Produced by Octagon Theatre, Bolton

Octagon Theatre

February 3-March 4, 2023; 2hr 30min


Les Dennis (Rafe) and Mina Anwar (Daisy) in Spring and Port Wine at Octagon Theatre Bolton
Les Dennis (Rafe) and Mina Anwar (Daisy). All pics Pamela Raith Photography


Rafe Crompton is a difficult man. It is to him that his grown-up children must hand over their weekly pay packets. It is to him that his long-suffering wife Daisy must account for every penny of the housekeeping money she is allowed.

His impossibly high expectations, his word, his likes and dislikes govern the lives of this working class family and fuel the gossip of his disapproving neighbours.

So when Hilda, the youngest of his children, refuses to eat the mandated Friday tea of fried herring, it leads to an argument - with consequences none of them anticipates.

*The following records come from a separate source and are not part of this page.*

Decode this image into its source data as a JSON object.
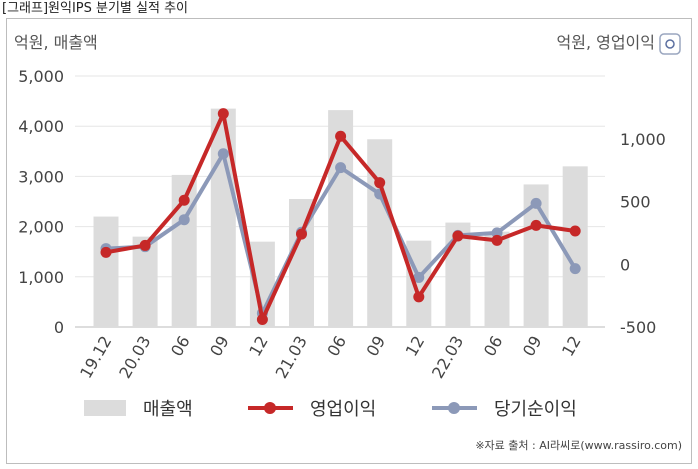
{
  "caption": "[그래프]원익IPS 분기별 실적 추이",
  "source": "※자료 출처 : AI라씨로(www.rassiro.com)",
  "chart_data": {
    "type": "bar+line",
    "left_axis_unit": "억원, 매출액",
    "right_axis_unit": "억원, 영업이익",
    "categories": [
      "19.12",
      "20.03",
      "06",
      "09",
      "12",
      "21.03",
      "06",
      "09",
      "12",
      "22.03",
      "06",
      "09",
      "12"
    ],
    "left_ticks": [
      "0",
      "1,000",
      "2,000",
      "3,000",
      "4,000",
      "5,000"
    ],
    "right_ticks": [
      "-500",
      "0",
      "500",
      "1,000"
    ],
    "ylim_left": [
      0,
      5000
    ],
    "ylim_right": [
      -500,
      1500
    ],
    "grid": true,
    "legend_position": "bottom",
    "series": [
      {
        "name": "매출액",
        "kind": "bar",
        "axis": "left",
        "color": "#dcdcdc",
        "values": [
          2200,
          1800,
          3030,
          4350,
          1700,
          2550,
          4320,
          3740,
          1720,
          2080,
          1900,
          2840,
          3200
        ]
      },
      {
        "name": "영업이익",
        "kind": "line",
        "axis": "right",
        "color": "#c62828",
        "values": [
          95,
          150,
          510,
          1200,
          -440,
          240,
          1020,
          650,
          -260,
          225,
          190,
          310,
          265
        ]
      },
      {
        "name": "당기순이익",
        "kind": "line",
        "axis": "right",
        "color": "#8c99b8",
        "values": [
          125,
          140,
          355,
          880,
          -390,
          255,
          770,
          560,
          -105,
          230,
          250,
          485,
          -35
        ]
      }
    ]
  }
}
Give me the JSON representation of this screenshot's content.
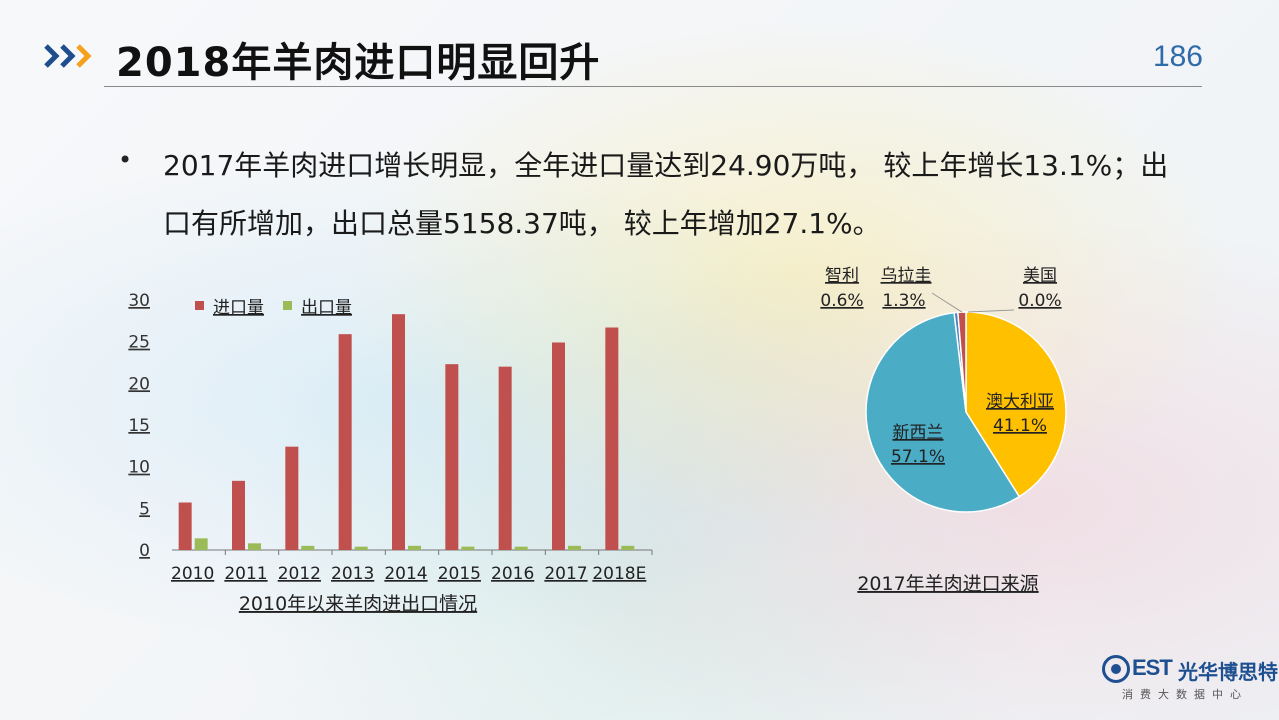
{
  "page": {
    "title": "2018年羊肉进口明显回升",
    "page_number": "186",
    "bullet": "2017年羊肉进口增长明显，全年进口量达到24.90万吨， 较上年增长13.1%；出口有所增加，出口总量5158.37吨， 较上年增加27.1%。"
  },
  "colors": {
    "import": "#C0504D",
    "export": "#9BBB59",
    "accent_blue": "#2f6aa9",
    "chevron_blue": "#1f4e8c",
    "chevron_orange": "#f4a11d",
    "pie_australia": "#FFC000",
    "pie_newzealand": "#4BACC6",
    "pie_chile": "#4F81BD",
    "pie_uruguay": "#C0504D",
    "pie_usa": "#9BBB59"
  },
  "bar_chart": {
    "type": "bar",
    "caption": "2010年以来羊肉进出口情况",
    "categories": [
      "2010",
      "2011",
      "2012",
      "2013",
      "2014",
      "2015",
      "2016",
      "2017",
      "2018E"
    ],
    "series": [
      {
        "name": "进口量",
        "values": [
          5.7,
          8.3,
          12.4,
          25.9,
          28.3,
          22.3,
          22.0,
          24.9,
          26.7
        ]
      },
      {
        "name": "出口量",
        "values": [
          1.4,
          0.8,
          0.5,
          0.4,
          0.5,
          0.4,
          0.4,
          0.5,
          0.5
        ]
      }
    ],
    "y_ticks": [
      "0",
      "5",
      "10",
      "15",
      "20",
      "25",
      "30"
    ],
    "ylim": [
      0,
      30
    ],
    "legend_position": "top-left"
  },
  "pie_chart": {
    "type": "pie",
    "caption": "2017年羊肉进口来源",
    "slices": [
      {
        "name": "澳大利亚",
        "value": 41.1,
        "label": "41.1%"
      },
      {
        "name": "新西兰",
        "value": 57.1,
        "label": "57.1%"
      },
      {
        "name": "智利",
        "value": 0.6,
        "label": "0.6%"
      },
      {
        "name": "乌拉圭",
        "value": 1.3,
        "label": "1.3%"
      },
      {
        "name": "美国",
        "value": 0.0,
        "label": "0.0%"
      }
    ]
  },
  "chart_data": [
    {
      "type": "bar",
      "title": "2010年以来羊肉进出口情况",
      "categories": [
        "2010",
        "2011",
        "2012",
        "2013",
        "2014",
        "2015",
        "2016",
        "2017",
        "2018E"
      ],
      "series": [
        {
          "name": "进口量",
          "values": [
            5.7,
            8.3,
            12.4,
            25.9,
            28.3,
            22.3,
            22.0,
            24.9,
            26.7
          ]
        },
        {
          "name": "出口量",
          "values": [
            1.4,
            0.8,
            0.5,
            0.4,
            0.5,
            0.4,
            0.4,
            0.5,
            0.5
          ]
        }
      ],
      "ylim": [
        0,
        30
      ],
      "grid": false,
      "legend": "top-left"
    },
    {
      "type": "pie",
      "title": "2017年羊肉进口来源",
      "categories": [
        "澳大利亚",
        "新西兰",
        "智利",
        "乌拉圭",
        "美国"
      ],
      "values": [
        41.1,
        57.1,
        0.6,
        1.3,
        0.0
      ]
    }
  ],
  "logo": {
    "mark": "BEST",
    "est": "EST",
    "name": "光华博思特",
    "sub": "消费大数据中心"
  }
}
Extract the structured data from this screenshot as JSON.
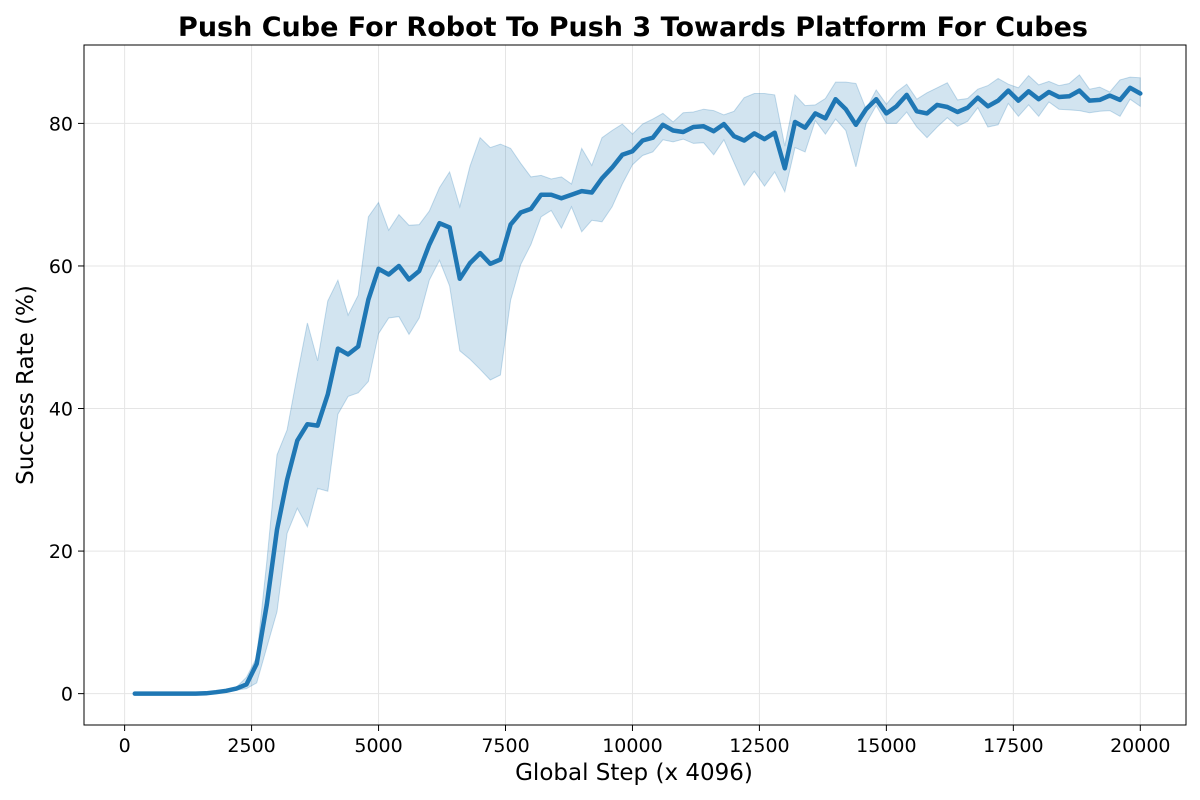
{
  "chart_data": {
    "type": "line",
    "title": "Push Cube For Robot To Push 3 Towards Platform For Cubes",
    "xlabel": "Global Step (x 4096)",
    "ylabel": "Success Rate (%)",
    "xlim": [
      -800,
      20900
    ],
    "ylim": [
      -4.4,
      91
    ],
    "xticks": [
      0,
      2500,
      5000,
      7500,
      10000,
      12500,
      15000,
      17500,
      20000
    ],
    "yticks": [
      0,
      20,
      40,
      60,
      80
    ],
    "grid": true,
    "colors": {
      "line": "#1f77b4",
      "band": "#1f77b4"
    },
    "series": [
      {
        "x": [
          200,
          400,
          600,
          800,
          1000,
          1200,
          1400,
          1600,
          1800,
          2000,
          2200,
          2400,
          2600,
          2800,
          3000,
          3200,
          3400,
          3600,
          3800,
          4000,
          4200,
          4400,
          4600,
          4800,
          5000,
          5200,
          5400,
          5600,
          5800,
          6000,
          6200,
          6400,
          6600,
          6800,
          7000,
          7200,
          7400,
          7600,
          7800,
          8000,
          8200,
          8400,
          8600,
          8800,
          9000,
          9200,
          9400,
          9600,
          9800,
          10000,
          10200,
          10400,
          10600,
          10800,
          11000,
          11200,
          11400,
          11600,
          11800,
          12000,
          12200,
          12400,
          12600,
          12800,
          13000,
          13200,
          13400,
          13600,
          13800,
          14000,
          14200,
          14400,
          14600,
          14800,
          15000,
          15200,
          15400,
          15600,
          15800,
          16000,
          16200,
          16400,
          16600,
          16800,
          17000,
          17200,
          17400,
          17600,
          17800,
          18000,
          18200,
          18400,
          18600,
          18800,
          19000,
          19200,
          19400,
          19600,
          19800,
          20000
        ],
        "values": [
          0,
          0,
          0,
          0,
          0,
          0,
          0,
          0.05,
          0.2,
          0.4,
          0.7,
          1.3,
          4.2,
          12.5,
          23,
          30,
          35.5,
          37.8,
          37.6,
          42,
          48.4,
          47.6,
          48.7,
          55.3,
          59.6,
          58.8,
          60,
          58.1,
          59.3,
          63,
          66,
          65.4,
          58.2,
          60.4,
          61.8,
          60.3,
          60.9,
          65.8,
          67.5,
          68,
          70,
          70,
          69.5,
          70,
          70.5,
          70.3,
          72.3,
          73.8,
          75.6,
          76.1,
          77.6,
          78,
          79.8,
          79,
          78.8,
          79.5,
          79.6,
          78.9,
          79.9,
          78.2,
          77.6,
          78.6,
          77.8,
          78.7,
          73.7,
          80.2,
          79.4,
          81.4,
          80.7,
          83.4,
          82,
          79.8,
          82,
          83.4,
          81.4,
          82.4,
          84,
          81.7,
          81.4,
          82.6,
          82.3,
          81.6,
          82.2,
          83.6,
          82.4,
          83.2,
          84.6,
          83.2,
          84.5,
          83.4,
          84.4,
          83.7,
          83.8,
          84.6,
          83.2,
          83.3,
          83.9,
          83.3,
          85,
          84.2
        ],
        "lower": [
          0,
          0,
          0,
          0,
          0,
          0,
          0,
          0,
          0.1,
          0.3,
          0.5,
          0.7,
          1.5,
          6.5,
          11.5,
          22.5,
          26,
          23.4,
          28.8,
          28.4,
          39.2,
          41.7,
          42.2,
          43.8,
          50.5,
          52.7,
          52.9,
          50.4,
          52.7,
          58,
          60.8,
          57.2,
          48.1,
          46.9,
          45.5,
          44,
          44.7,
          55.2,
          60.2,
          63,
          66.9,
          67.8,
          65.3,
          68.3,
          64.8,
          66.4,
          66.2,
          68.3,
          71.5,
          74.2,
          75.5,
          76,
          77.7,
          77.4,
          77.8,
          77.2,
          77.3,
          75.6,
          77.7,
          74.5,
          71.3,
          73.3,
          71.2,
          73.2,
          70.4,
          76.6,
          76,
          80.4,
          78.5,
          80.6,
          79,
          73.9,
          80,
          82.5,
          80,
          80,
          81.6,
          79.5,
          78,
          79.5,
          80.8,
          79.6,
          80.3,
          82.2,
          79.5,
          79.8,
          82.8,
          81,
          82.6,
          81,
          83,
          82,
          81.9,
          81.8,
          81.5,
          81.7,
          81.8,
          81,
          83.4,
          82.4
        ],
        "upper": [
          0,
          0,
          0,
          0,
          0,
          0,
          0,
          0.1,
          0.3,
          0.6,
          0.9,
          2.3,
          5.1,
          18.5,
          33.5,
          37,
          44.7,
          52,
          46.7,
          55.1,
          58,
          53.1,
          55.9,
          66.9,
          68.9,
          65,
          67.2,
          65.7,
          65.8,
          67.7,
          71,
          73.2,
          68.3,
          74,
          78,
          76.6,
          77.1,
          76.5,
          74.4,
          72.5,
          72.7,
          72.2,
          72.5,
          71.5,
          76.5,
          74.1,
          78,
          79,
          79.9,
          78.5,
          79.9,
          80.6,
          81.4,
          80.2,
          81.5,
          81.6,
          82,
          81.8,
          81.2,
          81.7,
          83.6,
          84.2,
          84.2,
          84,
          76.8,
          84,
          82.5,
          82.6,
          83.5,
          85.8,
          85.8,
          85.6,
          82,
          84.7,
          82.7,
          84.4,
          85.5,
          83.4,
          84.3,
          85,
          85.7,
          83.3,
          83.5,
          84.8,
          85.3,
          86.3,
          85.5,
          85,
          86.7,
          85.4,
          85.9,
          85.3,
          85.6,
          86.8,
          84.8,
          85.1,
          84.4,
          86.1,
          86.5,
          86.4
        ]
      }
    ]
  }
}
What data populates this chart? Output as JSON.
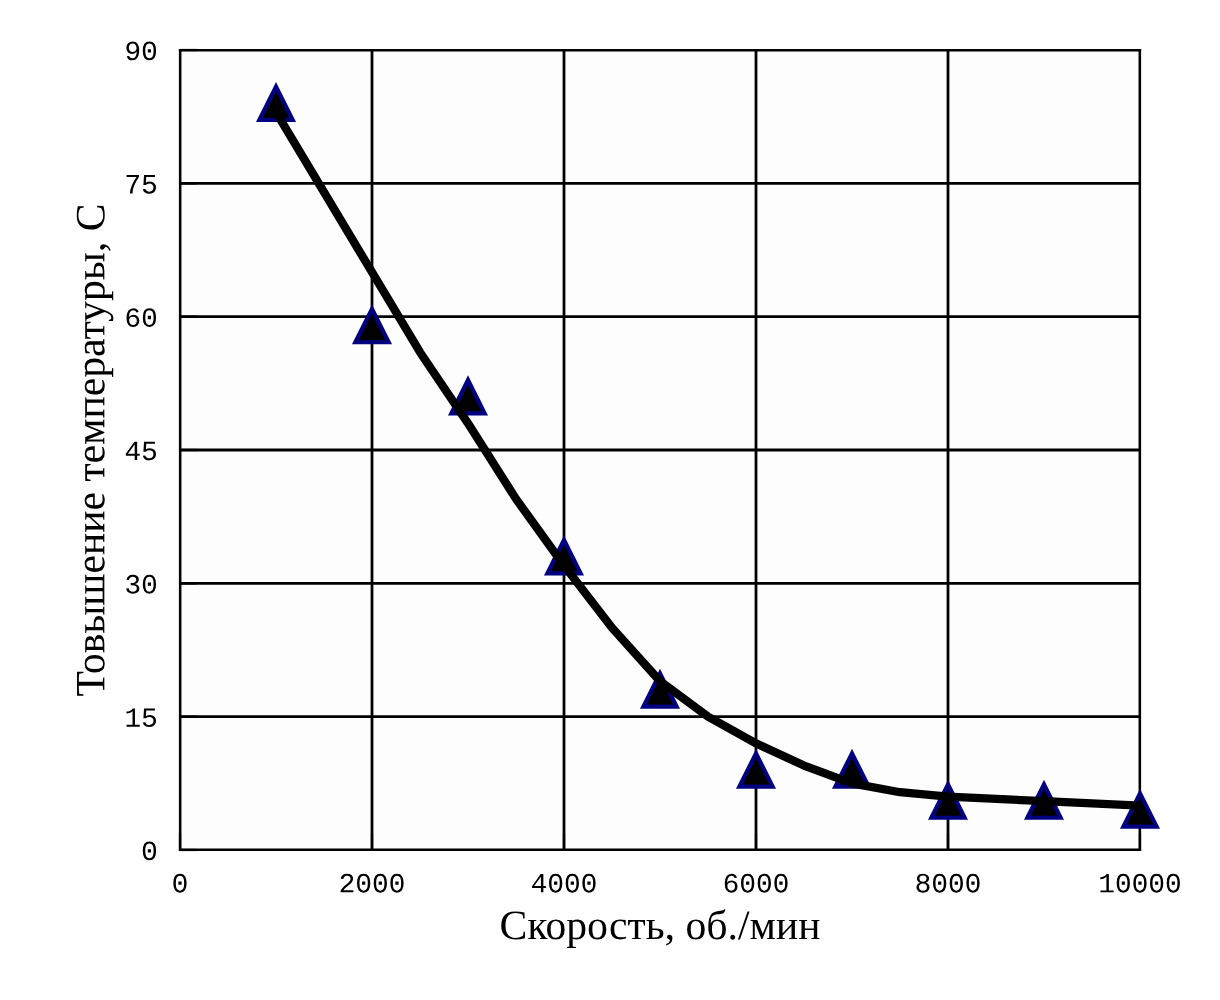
{
  "chart_data": {
    "type": "scatter",
    "xlabel": "Скорость, об./мин",
    "ylabel": "Товышение температуры, С",
    "xlim": [
      0,
      10000
    ],
    "ylim": [
      0,
      90
    ],
    "xticks": [
      0,
      2000,
      4000,
      6000,
      8000,
      10000
    ],
    "yticks": [
      0,
      15,
      30,
      45,
      60,
      75,
      90
    ],
    "grid": true,
    "marker": "triangle",
    "series": [
      {
        "color": "#000080",
        "x": [
          1000,
          2000,
          3000,
          4000,
          5000,
          6000,
          7000,
          8000,
          9000,
          10000
        ],
        "values": [
          84,
          59,
          51,
          33,
          18,
          9,
          9,
          5.5,
          5.5,
          4.5
        ]
      },
      {
        "type": "line",
        "color": "#000000",
        "line_style": "solid",
        "marker": "none",
        "x": [
          1000,
          1500,
          2000,
          2500,
          3000,
          3500,
          4000,
          4500,
          5000,
          5500,
          6000,
          6500,
          7000,
          7500,
          8000,
          9000,
          10000
        ],
        "values": [
          83,
          74,
          65,
          56,
          48,
          39.5,
          32,
          25,
          19,
          15,
          12,
          9.5,
          7.5,
          6.5,
          6,
          5.5,
          5
        ]
      }
    ]
  }
}
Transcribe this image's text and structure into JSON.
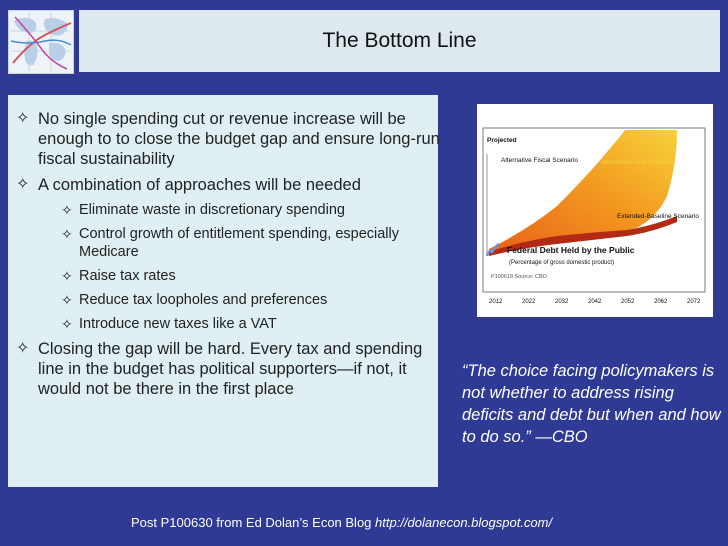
{
  "slide": {
    "title": "The Bottom Line",
    "bullets": [
      {
        "level": 1,
        "text": "No single spending cut or revenue increase will be enough to to close the budget gap and ensure long-run fiscal sustainability"
      },
      {
        "level": 1,
        "text": "A combination of approaches will be needed"
      },
      {
        "level": 2,
        "text": "Eliminate waste in discretionary spending"
      },
      {
        "level": 2,
        "text": "Control growth of entitlement spending, especially Medicare"
      },
      {
        "level": 2,
        "text": "Raise tax rates"
      },
      {
        "level": 2,
        "text": "Reduce tax loopholes and preferences"
      },
      {
        "level": 2,
        "text": "Introduce new taxes like a VAT"
      },
      {
        "level": 1,
        "text": "Closing the gap will be hard. Every tax and spending line in the budget has political supporters—if not, it would not be there in the first place"
      }
    ],
    "bullet_glyph": "✧",
    "quote": "“The choice facing policymakers is not whether to address rising deficits and debt but when and how to do so.”  —CBO",
    "footer": {
      "prefix": "Post P100630 from Ed Dolan’s Econ Blog ",
      "url": "http://dolanecon.blogspot.com/"
    }
  },
  "chart_data": {
    "type": "area",
    "title": "Federal Debt Held by the Public",
    "subtitle": "(Percentage of gross domestic product)",
    "label_projected": "Projected",
    "label_alternative": "Alternative Fiscal Scenario",
    "label_baseline": "Extended-Baseline Scenario",
    "label_inner": "Alternative Fiscal Scenario",
    "source": "P100618 Source: CBO",
    "x": [
      2012,
      2022,
      2032,
      2042,
      2052,
      2062,
      2072
    ],
    "colors": {
      "fill": "#f39a20",
      "fill_light": "#f7d23a",
      "baseline_band": "#b22a14",
      "history": "#6f95d4"
    }
  },
  "colors": {
    "background": "#2e3a93",
    "title_bar": "#dde9ee",
    "content_box": "#dfeff3"
  },
  "logo": {
    "icon": "world-map-icon"
  }
}
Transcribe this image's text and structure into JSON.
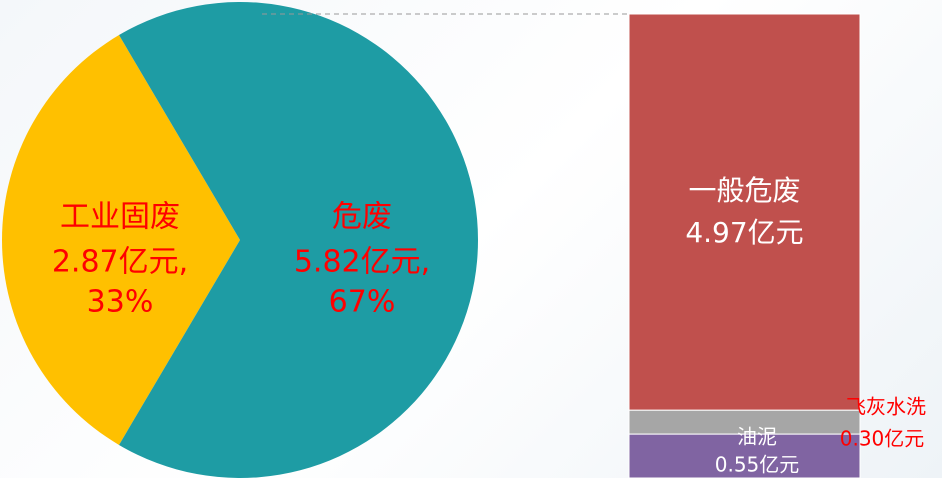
{
  "chart_data": {
    "type": "pie_bar",
    "pie": {
      "categories": [
        "工业固废",
        "危废"
      ],
      "values": [
        2.87,
        5.82
      ],
      "value_labels": [
        "2.87亿元,",
        "5.82亿元,"
      ],
      "percent_labels": [
        "33%",
        "67%"
      ],
      "colors": [
        "#ffc000",
        "#1e9ca4"
      ]
    },
    "bar": {
      "categories": [
        "一般危废",
        "飞灰水洗",
        "油泥"
      ],
      "values": [
        4.97,
        0.3,
        0.55
      ],
      "value_labels": [
        "4.97亿元",
        "0.30亿元",
        "0.55亿元"
      ],
      "colors": [
        "#c0504d",
        "#a6a6a6",
        "#8064a2"
      ]
    }
  }
}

Spring and Port Wine was written and is set in 1960s Bolton, where author Bill Naughton grew up. Fittingly back "home" in Bolton, at the Octagon, this production maintains its sensitivity, its drama and its humour. It is a play about the tensions that changing times bring between different generations. It is about truth, love and home.

Les Dennis – yes, he of Family Fortunes – takes the lead role and proves his versatility as an actor. He starts with the harshness of a bully, but we gradually see his warmth and, when he finally explains why he is the way he is, much tenderness.

Opposite him is Mina Anwar, who wowed local audiences as Shirley Valentine just before lockdown. As Daisy she is another woman who perhaps should escape, but she stands by her husband, even while recognising his faults. In the second act, when secrets are revealed, Mina Anwar really comes into her own, including demonstrating strong comic timing.

Adding to the comedy is Isabel Ford as scrounging neighbour Betsy-Jane, looking just like Hilda Ogden from the Coronation Street of the period.

Cast members playing the younger generation bring much energy to the play. The fondness, teasing and bickering within families feel very real.

A special mention goes to Natalie Blair as Hilda in her professional theatre debut. As the stroppy teenager of the type we all know and love, she is the catalyst that brings about often painful self awareness and reconciliation.

Director Lotte Wakeham and the Octagon have another success on their hands.